Mind you, I'm not saying Mega-churches are terrific. On the contrary, what I'm saying is that all the churches that have humans as members come up well short. I've seen plenty of problems in small churches as well as large churches. That's what happens when you get a bunch of forgiven, frail people together. Kind of like how there's a lot of infection going around at hospitals.
I hear that the churches that don't have humans are generally a LOT better.
Just because a new believer is in his/her 40s when they first believe doesn't mean that they are mature in their faith - yet. And certainly a seeker has no faith.
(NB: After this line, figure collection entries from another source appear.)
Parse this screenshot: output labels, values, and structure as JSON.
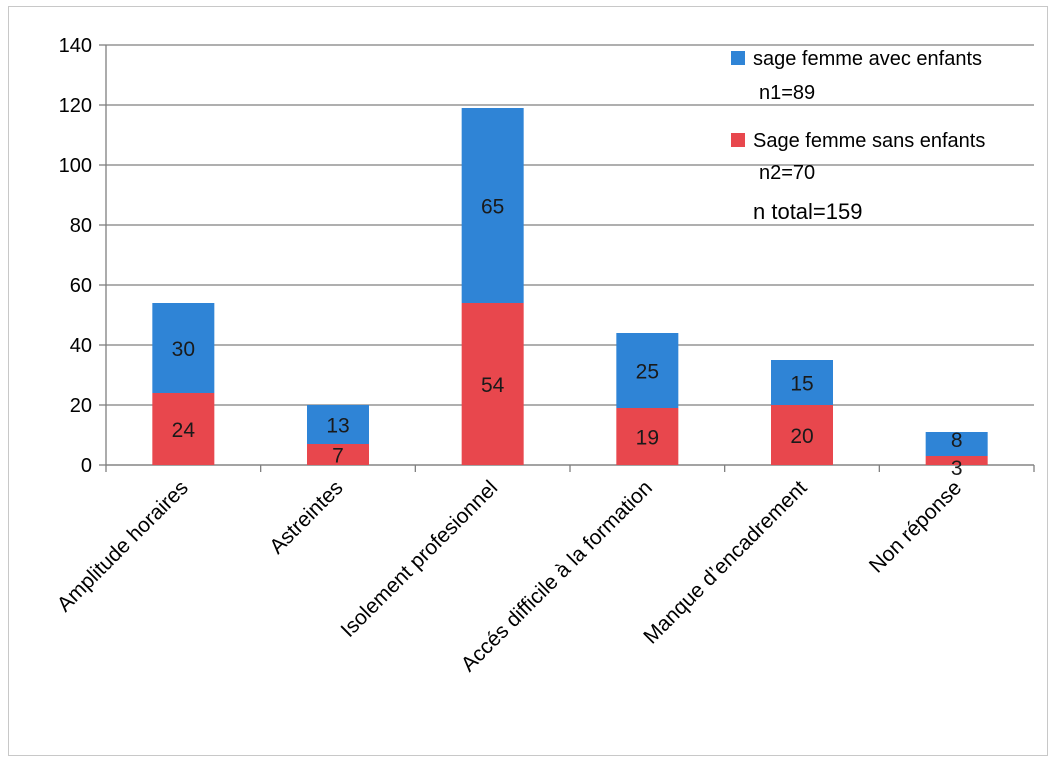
{
  "chart_data": {
    "type": "bar",
    "stacked": true,
    "categories": [
      "Amplitude horaires",
      "Astreintes",
      "Isolement profesionnel",
      "Accés difficile à la formation",
      "Manque d’encadrement",
      "Non réponse"
    ],
    "series": [
      {
        "name": "Sage femme sans enfants",
        "subtitle": "n2=70",
        "color": "#e8474d",
        "values": [
          24,
          7,
          54,
          19,
          20,
          3
        ]
      },
      {
        "name": "sage femme avec enfants",
        "subtitle": "n1=89",
        "color": "#2f84d6",
        "values": [
          30,
          13,
          65,
          25,
          15,
          8
        ]
      }
    ],
    "legend_note": "n total=159",
    "legend_position": "top-right",
    "ylim": [
      0,
      140
    ],
    "yticks": [
      0,
      20,
      40,
      60,
      80,
      100,
      120,
      140
    ],
    "grid": true,
    "title": "",
    "xlabel": "",
    "ylabel": ""
  }
}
They might want to have faith, but they haven't gotten to the point yet where they are ready to surrender to Christ. (Indeed, many self-professed Christian believers have difficulty surrendering to Christ.) I have yet to see even a church which overtly acknowledges itself to be seeker driven make a theological argument that seeking is equal to salvation. But certainly the message given to seekers and new believers must be theologically simpler to understand, until such point as their growing maturity in faith enables them to understand theologically deeper subjects? You don't see missionaries in Papua New Guinea trying to explain the finer points of pre-trib and post-trib eschatology or Arminianism versus Calvinism to some poor soul who doesn't even know who Jesus is yet.
Micah 6:8 tells us that we are to act justly, to love mercy, and to walk humbly with our God. Justice demands that we not be hasty to condemn mega-churches because they tend to appeal to seekers. Mercy demands that we be merciful toward seekers, particularly since Jesus goes to meet them where they are, not where we think they should be (as he does for us too). And walking humbly with our God demands that we focus on our own walk with God, and not on everyone else's.
And to relate all of this to the original post. . . . it does seem to me, based on what we've been told second hand, that the security guard in question behaved inappropriately with the congregant who was rousted. But in all fairness to the the many ways in which God tries to reach us for His kingdom, that is entirely a separate issue from whether or not mega-churches are a proper expression of Christianity. After all, Christ himself preached to "the multitudes" (not counting women and children) during his Sermon on the Mount.